Department of Cardiology, National University Heart Centre, Singapore ; Yong Loo Lin School of Medicine, National University of Singapore, National University Health System, Singapore.
J Clin Sleep Med. 2013 Dec 15;9(12):1267-72. doi: 10.5664/jcsm.3266.
We assessed whether excessive daytime sleepiness was associated with coronary plaque phenotype and subsequent adverse cardiovascular events.

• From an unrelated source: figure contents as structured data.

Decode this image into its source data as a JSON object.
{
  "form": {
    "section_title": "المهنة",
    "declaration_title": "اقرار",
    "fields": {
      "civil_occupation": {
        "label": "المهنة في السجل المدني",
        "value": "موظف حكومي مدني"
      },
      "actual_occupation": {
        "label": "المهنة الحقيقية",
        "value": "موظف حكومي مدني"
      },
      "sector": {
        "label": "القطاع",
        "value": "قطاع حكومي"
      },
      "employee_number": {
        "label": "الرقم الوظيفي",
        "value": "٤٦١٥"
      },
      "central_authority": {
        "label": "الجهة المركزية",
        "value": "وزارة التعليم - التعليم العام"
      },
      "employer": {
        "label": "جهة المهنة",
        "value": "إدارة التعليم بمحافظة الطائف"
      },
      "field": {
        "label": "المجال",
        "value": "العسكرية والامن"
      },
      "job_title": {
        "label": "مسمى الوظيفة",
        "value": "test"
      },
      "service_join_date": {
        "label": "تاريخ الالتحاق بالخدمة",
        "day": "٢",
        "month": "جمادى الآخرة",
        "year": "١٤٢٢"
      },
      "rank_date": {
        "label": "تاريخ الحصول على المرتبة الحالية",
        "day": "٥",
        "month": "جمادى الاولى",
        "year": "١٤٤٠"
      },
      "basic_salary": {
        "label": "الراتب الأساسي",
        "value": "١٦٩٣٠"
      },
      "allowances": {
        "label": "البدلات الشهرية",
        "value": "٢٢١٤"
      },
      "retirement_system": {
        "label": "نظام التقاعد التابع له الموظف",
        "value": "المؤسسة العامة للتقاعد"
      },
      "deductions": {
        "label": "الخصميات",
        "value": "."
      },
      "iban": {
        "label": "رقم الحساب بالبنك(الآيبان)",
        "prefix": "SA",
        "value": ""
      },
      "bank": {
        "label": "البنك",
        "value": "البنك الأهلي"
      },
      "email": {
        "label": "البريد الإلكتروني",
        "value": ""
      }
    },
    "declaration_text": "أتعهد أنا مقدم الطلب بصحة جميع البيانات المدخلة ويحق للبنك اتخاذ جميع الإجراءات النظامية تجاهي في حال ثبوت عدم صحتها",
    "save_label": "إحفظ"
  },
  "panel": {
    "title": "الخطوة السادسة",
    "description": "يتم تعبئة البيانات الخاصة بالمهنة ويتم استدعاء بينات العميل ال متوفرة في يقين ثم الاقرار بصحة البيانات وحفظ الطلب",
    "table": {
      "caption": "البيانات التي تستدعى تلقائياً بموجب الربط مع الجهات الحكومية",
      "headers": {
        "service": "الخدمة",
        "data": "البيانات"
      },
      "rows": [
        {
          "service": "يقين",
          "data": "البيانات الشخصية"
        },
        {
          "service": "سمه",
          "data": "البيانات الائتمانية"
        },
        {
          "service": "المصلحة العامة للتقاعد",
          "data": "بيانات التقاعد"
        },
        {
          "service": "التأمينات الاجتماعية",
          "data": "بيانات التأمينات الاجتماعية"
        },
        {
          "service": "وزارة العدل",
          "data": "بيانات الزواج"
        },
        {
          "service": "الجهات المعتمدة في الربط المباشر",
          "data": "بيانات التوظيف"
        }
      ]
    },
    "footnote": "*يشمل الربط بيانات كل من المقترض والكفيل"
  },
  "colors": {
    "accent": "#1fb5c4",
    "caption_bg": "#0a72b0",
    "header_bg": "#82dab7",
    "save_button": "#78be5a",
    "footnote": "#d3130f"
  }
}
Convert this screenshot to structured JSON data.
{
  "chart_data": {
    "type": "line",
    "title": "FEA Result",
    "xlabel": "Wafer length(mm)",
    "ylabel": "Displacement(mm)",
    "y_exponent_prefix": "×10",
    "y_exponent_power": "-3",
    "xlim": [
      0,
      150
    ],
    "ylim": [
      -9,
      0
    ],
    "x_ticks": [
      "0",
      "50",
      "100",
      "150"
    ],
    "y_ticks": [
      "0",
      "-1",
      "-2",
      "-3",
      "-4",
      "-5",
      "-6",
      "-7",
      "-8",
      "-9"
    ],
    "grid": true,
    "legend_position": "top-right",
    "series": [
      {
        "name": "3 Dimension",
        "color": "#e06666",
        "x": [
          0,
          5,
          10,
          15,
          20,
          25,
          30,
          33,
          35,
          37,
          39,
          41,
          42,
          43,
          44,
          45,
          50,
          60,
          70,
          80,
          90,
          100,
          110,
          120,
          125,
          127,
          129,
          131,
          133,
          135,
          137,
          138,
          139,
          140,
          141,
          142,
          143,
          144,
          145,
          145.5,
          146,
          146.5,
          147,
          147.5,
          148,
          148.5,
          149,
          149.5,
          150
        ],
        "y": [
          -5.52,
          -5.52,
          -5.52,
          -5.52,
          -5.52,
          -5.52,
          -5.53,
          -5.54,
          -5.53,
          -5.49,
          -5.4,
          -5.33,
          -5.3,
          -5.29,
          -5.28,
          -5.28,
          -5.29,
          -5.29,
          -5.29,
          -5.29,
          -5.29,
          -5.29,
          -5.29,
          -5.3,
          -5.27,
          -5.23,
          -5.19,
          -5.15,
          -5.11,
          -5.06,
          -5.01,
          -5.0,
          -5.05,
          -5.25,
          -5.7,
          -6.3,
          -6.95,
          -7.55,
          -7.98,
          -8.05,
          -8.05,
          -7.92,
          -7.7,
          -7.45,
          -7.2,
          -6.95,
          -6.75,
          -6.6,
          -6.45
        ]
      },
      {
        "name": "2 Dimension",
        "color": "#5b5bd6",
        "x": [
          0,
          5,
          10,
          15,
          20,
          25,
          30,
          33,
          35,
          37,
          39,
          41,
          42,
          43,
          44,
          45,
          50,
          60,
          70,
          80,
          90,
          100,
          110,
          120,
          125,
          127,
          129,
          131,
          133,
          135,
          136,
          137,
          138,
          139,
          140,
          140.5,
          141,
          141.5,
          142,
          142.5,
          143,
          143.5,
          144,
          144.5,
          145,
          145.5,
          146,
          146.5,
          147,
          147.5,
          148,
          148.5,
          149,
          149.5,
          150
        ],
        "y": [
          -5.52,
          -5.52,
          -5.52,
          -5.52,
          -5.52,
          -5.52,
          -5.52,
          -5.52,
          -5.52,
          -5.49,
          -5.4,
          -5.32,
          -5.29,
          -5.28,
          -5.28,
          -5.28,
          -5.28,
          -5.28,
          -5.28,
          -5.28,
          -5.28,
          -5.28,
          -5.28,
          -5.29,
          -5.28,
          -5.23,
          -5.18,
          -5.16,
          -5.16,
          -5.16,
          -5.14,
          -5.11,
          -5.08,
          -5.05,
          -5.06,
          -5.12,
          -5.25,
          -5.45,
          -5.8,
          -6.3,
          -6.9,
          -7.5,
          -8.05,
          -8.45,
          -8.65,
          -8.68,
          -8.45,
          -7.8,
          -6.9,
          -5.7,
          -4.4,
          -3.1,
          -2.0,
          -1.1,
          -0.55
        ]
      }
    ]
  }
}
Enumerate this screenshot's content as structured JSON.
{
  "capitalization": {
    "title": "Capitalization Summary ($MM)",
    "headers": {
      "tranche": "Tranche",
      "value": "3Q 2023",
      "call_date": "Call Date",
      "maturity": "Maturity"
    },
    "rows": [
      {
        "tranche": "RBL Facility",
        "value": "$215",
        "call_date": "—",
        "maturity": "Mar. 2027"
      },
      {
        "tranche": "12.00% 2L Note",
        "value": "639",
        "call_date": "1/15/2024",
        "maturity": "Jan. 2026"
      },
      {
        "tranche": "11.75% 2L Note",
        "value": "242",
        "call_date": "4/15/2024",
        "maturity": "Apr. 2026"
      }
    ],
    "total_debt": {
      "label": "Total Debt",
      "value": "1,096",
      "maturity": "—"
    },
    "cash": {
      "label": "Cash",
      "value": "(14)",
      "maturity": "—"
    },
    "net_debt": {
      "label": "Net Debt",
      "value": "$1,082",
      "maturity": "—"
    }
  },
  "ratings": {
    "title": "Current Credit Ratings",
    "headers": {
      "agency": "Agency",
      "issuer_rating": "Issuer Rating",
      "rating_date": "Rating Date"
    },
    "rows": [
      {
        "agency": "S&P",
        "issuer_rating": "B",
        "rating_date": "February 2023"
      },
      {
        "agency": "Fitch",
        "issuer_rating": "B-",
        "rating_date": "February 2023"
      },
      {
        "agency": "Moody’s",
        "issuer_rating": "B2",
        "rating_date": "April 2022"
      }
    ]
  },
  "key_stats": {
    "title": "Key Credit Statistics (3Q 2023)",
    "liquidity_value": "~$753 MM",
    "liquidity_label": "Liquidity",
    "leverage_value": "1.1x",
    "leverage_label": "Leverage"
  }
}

Prospective cohort study. Intravascular ultrasound (IVUS) examination of the culprit coronary stenosis was performed. The Epworth Sleepiness Scale (ESS) questionnaire was administered, and the patients were divided into 2 groups-(1) sleepier and (2) less sleepy-based on the ESS score. Adverse cardiovascular outcomes were defined as cardiac death, myocardial infarction, stroke, unplanned revascularization, or heart failure admission.
One hundred seventeen patients undergoing urgent or non-urgent coronary angiography were recruited. Compared with the less sleepy group (ESS ≤ 10, n = 87), the sleepier group (ESS > 10, n = 30) had higher serum levels of total cholesterol and of low-density-lipoprotein cholesterols (p < 0.05 for both). The IVUS examinations indicated coronary stenoses were longer in the sleepier group than in the less sleepy group (p = 0.011). The cumulative incidence of adverse cardiovascular events at 16-month follow-up was higher in the sleepier than the less sleepy group (12.5% versus 6.9%, p = 0.03). Cox regression analysis adjusting for age and smoking showed increased hazard of adverse cardiovascular events in sleepier group as compared to less sleepy group (HR = 3.44, 95% CI 1.01-11.72).
In patients presenting with coronary artery disease, excessive daytime sleepiness based on ESS > 10 was associated with longer culprit lesions and future adverse cardiovascular events.
我们评估日间过度嗜睡是否与冠状动脉斑块表型及随后的不良心血管事件有关。
前瞻性队列研究。对罪犯冠状动脉狭窄进行血管内超声(IVUS)检查。进行 Epworth 嗜睡量表(ESS)问卷调查,并根据 ESS 评分将患者分为 2 组:(1)嗜睡组(ESS>10),(2)非嗜睡组(ESS≤10)。不良心血管结局定义为心脏死亡、心肌梗死、卒中和心力衰竭入院、计划外血运重建。
共招募了 117 例行紧急或非紧急冠状动脉造影的患者。与非嗜睡组(ESS≤10,n=87)相比,嗜睡组(ESS>10,n=30)的总胆固醇和低密度脂蛋白胆固醇水平更高(均 p<0.05)。IVUS 检查显示嗜睡组的冠状动脉狭窄更长(p=0.011)。在 16 个月的随访中,嗜睡组的不良心血管事件累积发生率高于非嗜睡组(12.5%比 6.9%,p=0.03)。调整年龄和吸烟因素的 Cox 回归分析显示,与非嗜睡组相比,嗜睡组不良心血管事件的发生风险更高(HR=3.44,95%CI 1.01-11.72)。
在患有冠状动脉疾病的患者中,基于 ESS>10 的日间过度嗜睡与罪犯病变长度较长和未来不良心血管事件相关。